Ménard (Œuvres de Walter Scott, volume 14p. 337-346).


CHAPITRE XXX.

projets d’évasion découverts.


Il est des cœurs où la colère reste concentrée et paisible, comme le salpêtre sous la voûte d’un château, jusqu’à ce que l’occasion, semblable à un boute-feu, vienne l’allumer. Alors éclatent tout à coup l’éclair et le tonnerre, et les échos lointains annoncent que tout est rompu.
Ancienne comédie.


Roland Græme profita d’une brèche dans le couvert de houx ; et, à la clarté de la lune, qui venait de se lever, il fut tout à fait à même de reconnaître, sans être vu, l’attitude et les mouvements de ceux par qui son repos avait été dérangé de cette manière inattendue. Ses observations confirmèrent ses craintes jalouses. Deux individus étaient debout à côté l’un de l’autre, et tenaient une conversation mystérieuse à quelques pas de sa retraite. Il reconnut facilement la haute taille et la voix forte de Douglas, ainsi que le costume et le ton non moins remarquable du page de l’hôtellerie de Saint-Michel.

« J’ai été jusqu’à l’appartement du page, dit Douglas ; mais il n’y est pas, où il ne veut pas répondre. La porte est bien fermée en dedans comme d’habitude, et nous ne pouvons y pénétrer… Ce que signifie son silence, je n’en sais rien.

— Vous vous êtes trop fié à lui, répliqua l’autre ; c’est un faquin à tête légère, dont l’esprit changeant et la cervelle exaltée ne peuvent garder aucune impression.

— Ce n’était pas moi qui voulais me fier à lui, dit Douglas ; mais on m’avait assuré qu’il se déclarerait notre ami quand on s’adressait à lui ; car… » Ici, il parla si bas que Roland perdit totalement les paroles, il en était d’autant plus contrarié qu’il s’agissait à coup sûr de lui.
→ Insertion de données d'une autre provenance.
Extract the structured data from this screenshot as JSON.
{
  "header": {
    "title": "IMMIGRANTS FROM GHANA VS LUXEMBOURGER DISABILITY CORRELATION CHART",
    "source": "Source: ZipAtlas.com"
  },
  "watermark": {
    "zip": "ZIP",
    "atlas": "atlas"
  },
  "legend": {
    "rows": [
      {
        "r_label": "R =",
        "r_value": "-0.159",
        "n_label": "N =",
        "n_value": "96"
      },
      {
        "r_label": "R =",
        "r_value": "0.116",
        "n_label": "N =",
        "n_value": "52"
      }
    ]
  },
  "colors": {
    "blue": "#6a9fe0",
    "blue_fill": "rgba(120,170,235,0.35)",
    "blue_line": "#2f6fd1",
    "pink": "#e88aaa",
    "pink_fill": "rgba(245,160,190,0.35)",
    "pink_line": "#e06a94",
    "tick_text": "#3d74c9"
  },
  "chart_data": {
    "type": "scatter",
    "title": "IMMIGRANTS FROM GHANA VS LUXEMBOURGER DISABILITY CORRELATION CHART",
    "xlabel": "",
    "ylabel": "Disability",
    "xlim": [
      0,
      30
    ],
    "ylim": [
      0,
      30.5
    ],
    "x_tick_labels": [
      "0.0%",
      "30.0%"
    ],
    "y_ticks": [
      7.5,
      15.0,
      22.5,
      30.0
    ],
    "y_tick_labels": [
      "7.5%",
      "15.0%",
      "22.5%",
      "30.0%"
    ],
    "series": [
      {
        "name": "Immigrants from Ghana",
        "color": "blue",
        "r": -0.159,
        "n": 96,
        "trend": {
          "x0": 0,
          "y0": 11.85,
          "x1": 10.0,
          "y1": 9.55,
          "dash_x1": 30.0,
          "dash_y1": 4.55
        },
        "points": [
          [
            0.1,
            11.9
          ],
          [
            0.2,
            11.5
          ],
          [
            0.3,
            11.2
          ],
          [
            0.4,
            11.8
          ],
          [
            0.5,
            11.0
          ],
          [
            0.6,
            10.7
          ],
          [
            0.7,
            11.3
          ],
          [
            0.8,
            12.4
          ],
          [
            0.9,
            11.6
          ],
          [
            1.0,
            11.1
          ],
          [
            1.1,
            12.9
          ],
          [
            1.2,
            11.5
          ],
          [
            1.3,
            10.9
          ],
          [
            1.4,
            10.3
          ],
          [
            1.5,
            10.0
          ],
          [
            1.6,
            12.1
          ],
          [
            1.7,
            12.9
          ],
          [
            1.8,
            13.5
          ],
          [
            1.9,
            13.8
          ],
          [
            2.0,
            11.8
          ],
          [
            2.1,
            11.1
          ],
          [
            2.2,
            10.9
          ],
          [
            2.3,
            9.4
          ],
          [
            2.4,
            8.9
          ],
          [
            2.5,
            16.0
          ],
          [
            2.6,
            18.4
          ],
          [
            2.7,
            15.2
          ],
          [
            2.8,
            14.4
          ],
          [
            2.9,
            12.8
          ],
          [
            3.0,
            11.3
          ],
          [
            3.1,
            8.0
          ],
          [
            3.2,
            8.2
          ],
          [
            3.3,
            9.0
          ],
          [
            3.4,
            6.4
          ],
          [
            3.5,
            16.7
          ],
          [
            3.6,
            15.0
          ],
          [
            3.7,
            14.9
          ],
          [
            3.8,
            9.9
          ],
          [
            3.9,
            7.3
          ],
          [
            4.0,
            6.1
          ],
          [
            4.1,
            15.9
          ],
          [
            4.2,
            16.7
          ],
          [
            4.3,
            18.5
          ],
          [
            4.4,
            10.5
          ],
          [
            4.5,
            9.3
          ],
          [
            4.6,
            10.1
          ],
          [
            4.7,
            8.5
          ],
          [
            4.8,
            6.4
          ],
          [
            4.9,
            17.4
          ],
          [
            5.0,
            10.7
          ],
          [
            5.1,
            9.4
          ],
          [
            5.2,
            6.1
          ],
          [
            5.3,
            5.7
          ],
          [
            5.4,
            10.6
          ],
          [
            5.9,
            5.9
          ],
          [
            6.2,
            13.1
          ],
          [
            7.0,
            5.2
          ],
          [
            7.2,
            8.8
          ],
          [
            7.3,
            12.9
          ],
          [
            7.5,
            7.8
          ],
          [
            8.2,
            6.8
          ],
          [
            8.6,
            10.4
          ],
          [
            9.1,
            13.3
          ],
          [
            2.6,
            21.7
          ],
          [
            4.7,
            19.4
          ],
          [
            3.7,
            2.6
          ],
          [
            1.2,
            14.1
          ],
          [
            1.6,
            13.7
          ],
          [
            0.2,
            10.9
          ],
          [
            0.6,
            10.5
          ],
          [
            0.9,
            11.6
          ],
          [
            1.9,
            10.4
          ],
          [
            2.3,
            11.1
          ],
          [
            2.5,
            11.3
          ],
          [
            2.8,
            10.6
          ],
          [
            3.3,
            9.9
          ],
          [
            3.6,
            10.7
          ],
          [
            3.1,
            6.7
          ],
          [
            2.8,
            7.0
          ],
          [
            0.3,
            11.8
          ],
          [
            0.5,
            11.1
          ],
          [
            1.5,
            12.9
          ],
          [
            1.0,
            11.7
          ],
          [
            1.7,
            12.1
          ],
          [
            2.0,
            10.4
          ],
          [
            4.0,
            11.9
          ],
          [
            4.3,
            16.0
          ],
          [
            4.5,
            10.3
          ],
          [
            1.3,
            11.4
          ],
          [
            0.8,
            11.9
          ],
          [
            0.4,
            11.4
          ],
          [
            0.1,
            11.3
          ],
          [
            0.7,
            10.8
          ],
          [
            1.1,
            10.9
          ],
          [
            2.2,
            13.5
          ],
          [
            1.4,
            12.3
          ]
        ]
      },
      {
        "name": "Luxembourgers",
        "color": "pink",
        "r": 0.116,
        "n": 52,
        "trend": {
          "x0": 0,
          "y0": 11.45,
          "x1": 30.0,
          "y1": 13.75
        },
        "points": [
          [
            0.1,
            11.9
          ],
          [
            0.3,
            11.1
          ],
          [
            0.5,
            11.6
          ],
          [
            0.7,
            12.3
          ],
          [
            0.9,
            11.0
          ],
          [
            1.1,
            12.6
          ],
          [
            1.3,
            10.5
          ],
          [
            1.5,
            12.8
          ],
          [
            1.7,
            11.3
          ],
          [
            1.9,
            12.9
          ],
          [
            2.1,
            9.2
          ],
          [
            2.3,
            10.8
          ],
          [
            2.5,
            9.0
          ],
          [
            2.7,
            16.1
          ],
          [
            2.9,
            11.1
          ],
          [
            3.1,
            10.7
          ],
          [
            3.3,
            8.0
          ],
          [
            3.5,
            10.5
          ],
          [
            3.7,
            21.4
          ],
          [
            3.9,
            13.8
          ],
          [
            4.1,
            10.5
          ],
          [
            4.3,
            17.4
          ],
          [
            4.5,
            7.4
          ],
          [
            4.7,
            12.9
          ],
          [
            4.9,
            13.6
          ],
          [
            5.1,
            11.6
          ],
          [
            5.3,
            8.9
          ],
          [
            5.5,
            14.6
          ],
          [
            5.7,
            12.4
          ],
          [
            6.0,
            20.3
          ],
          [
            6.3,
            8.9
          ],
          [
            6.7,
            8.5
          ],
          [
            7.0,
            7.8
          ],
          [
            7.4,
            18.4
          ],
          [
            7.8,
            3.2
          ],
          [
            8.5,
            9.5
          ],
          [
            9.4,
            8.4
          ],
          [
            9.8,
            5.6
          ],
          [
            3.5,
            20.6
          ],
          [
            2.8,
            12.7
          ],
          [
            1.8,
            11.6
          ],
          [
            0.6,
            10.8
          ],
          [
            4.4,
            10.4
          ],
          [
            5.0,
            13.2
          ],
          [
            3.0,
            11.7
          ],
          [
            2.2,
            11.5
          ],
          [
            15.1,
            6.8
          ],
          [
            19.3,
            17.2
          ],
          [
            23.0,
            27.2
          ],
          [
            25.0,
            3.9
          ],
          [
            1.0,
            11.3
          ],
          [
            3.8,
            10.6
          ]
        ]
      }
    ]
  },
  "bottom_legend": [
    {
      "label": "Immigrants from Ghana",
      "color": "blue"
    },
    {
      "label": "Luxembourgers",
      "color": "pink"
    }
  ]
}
« Bah ! reprit l’étranger d’une voix plus haute, « de mon côté, j’ai tenté de lui en imposer par de ces belles paroles qui trompent les sots ; mais maintenant, si vous vous méfiez de lui au moment de l’exécution, servez-vous de votre poignard et faites-nous un passage.

— Cela serait trop violent, répondit Douglas ; et d’ailleurs, ainsi que je vous l’ai dit, la porte de son appartement est fermée et verrouillée. Je vais encore essayer de l’éveiller. »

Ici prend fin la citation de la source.